# rootzwiki app



## skatastic (Aug 30, 2011)

This is most certainly the wrong place to post this problem but not sure where I should put it. So for several days I haven't been able to get into the roozwiki app. I get an error that says "The remote server sent an unknown response. This could be a result of the forum software plugin being outdated or having a conflict." I tried to uninstall the app and then reinstall it but that didn't help at all. Anybody getting this or better yet, know how to fix it?


----------



## BootAnimator (Jun 10, 2011)

Its the Roadrunner forum software that is having some issues with the site. Rootzwiki tweeted it the other day. Only reason I had a response for ya. Lol

The mobile site works and Tapatalk (forum app) from the market works well also.
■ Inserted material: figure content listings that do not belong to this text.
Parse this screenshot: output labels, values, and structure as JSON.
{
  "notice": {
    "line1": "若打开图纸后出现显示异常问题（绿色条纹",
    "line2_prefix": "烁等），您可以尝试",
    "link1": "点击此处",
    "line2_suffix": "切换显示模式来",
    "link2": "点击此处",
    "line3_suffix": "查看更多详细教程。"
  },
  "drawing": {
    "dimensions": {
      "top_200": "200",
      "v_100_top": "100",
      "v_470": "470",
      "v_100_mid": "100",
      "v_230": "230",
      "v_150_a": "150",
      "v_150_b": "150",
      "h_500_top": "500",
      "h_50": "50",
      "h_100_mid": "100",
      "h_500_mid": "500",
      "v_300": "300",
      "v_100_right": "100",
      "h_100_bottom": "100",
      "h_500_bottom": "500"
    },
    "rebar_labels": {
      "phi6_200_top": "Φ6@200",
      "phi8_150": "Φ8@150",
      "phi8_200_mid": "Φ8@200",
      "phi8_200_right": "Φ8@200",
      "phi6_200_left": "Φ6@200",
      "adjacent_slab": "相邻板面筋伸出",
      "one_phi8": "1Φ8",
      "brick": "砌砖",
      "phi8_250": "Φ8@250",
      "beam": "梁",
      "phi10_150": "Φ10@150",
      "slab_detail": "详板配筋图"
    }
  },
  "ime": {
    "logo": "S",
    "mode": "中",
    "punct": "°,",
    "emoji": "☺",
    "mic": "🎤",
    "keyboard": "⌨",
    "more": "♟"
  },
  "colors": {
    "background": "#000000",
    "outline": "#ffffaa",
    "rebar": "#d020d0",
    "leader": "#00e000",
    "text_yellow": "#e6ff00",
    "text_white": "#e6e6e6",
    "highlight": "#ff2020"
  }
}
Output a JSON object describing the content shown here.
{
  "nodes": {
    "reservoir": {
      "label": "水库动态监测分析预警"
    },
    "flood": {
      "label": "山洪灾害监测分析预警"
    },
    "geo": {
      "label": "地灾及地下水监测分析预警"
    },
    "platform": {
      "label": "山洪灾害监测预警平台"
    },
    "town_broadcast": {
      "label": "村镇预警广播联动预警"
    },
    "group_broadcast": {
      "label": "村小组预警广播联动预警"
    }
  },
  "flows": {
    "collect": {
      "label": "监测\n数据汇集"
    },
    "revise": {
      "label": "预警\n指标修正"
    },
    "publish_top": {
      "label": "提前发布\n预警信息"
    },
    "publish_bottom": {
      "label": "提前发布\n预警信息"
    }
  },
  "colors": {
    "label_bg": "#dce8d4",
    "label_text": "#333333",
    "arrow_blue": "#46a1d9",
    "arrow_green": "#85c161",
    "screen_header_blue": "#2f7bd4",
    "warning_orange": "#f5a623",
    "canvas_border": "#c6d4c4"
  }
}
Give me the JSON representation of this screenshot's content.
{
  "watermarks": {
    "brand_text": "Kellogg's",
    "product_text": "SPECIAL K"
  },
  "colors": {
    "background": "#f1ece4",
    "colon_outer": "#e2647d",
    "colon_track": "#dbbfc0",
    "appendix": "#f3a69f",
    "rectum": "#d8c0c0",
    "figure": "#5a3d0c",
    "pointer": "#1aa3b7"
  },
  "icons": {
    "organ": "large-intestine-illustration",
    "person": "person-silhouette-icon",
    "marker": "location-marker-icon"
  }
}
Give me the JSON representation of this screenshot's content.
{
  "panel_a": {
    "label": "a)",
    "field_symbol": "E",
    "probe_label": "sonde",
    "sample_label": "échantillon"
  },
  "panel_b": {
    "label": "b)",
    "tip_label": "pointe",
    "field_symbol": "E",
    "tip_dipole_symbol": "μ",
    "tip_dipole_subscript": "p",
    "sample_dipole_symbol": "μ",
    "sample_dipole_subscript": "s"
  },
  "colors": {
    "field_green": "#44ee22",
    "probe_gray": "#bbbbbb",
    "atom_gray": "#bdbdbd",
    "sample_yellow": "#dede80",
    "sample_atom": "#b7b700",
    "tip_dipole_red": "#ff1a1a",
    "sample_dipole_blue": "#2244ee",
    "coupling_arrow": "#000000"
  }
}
That's what i'm using in the meantime.

Sent from my DROID BIONIC using Tapatalk


----------



## OnMy2ndGP (Jun 13, 2011)

R1Lover said:


> The RW app is forum runner... it has some major issues that have caused issues with the stability of the site, it's been disabled until forum runner can resolve these issues. The bad news is forum runner doesn't care about it and doesn't respond to bug reports.... so the outlook isn't very good that it will return at this time.


It's the forum runner. Lol! I was asking about it earlier today. http://rootzwiki.com/index.php?/topic/7837-Welcome-to-the-New-RootzWiki-and-IPS

DX on too many different ROMs to keep updating my signature - via Tapatalk


----------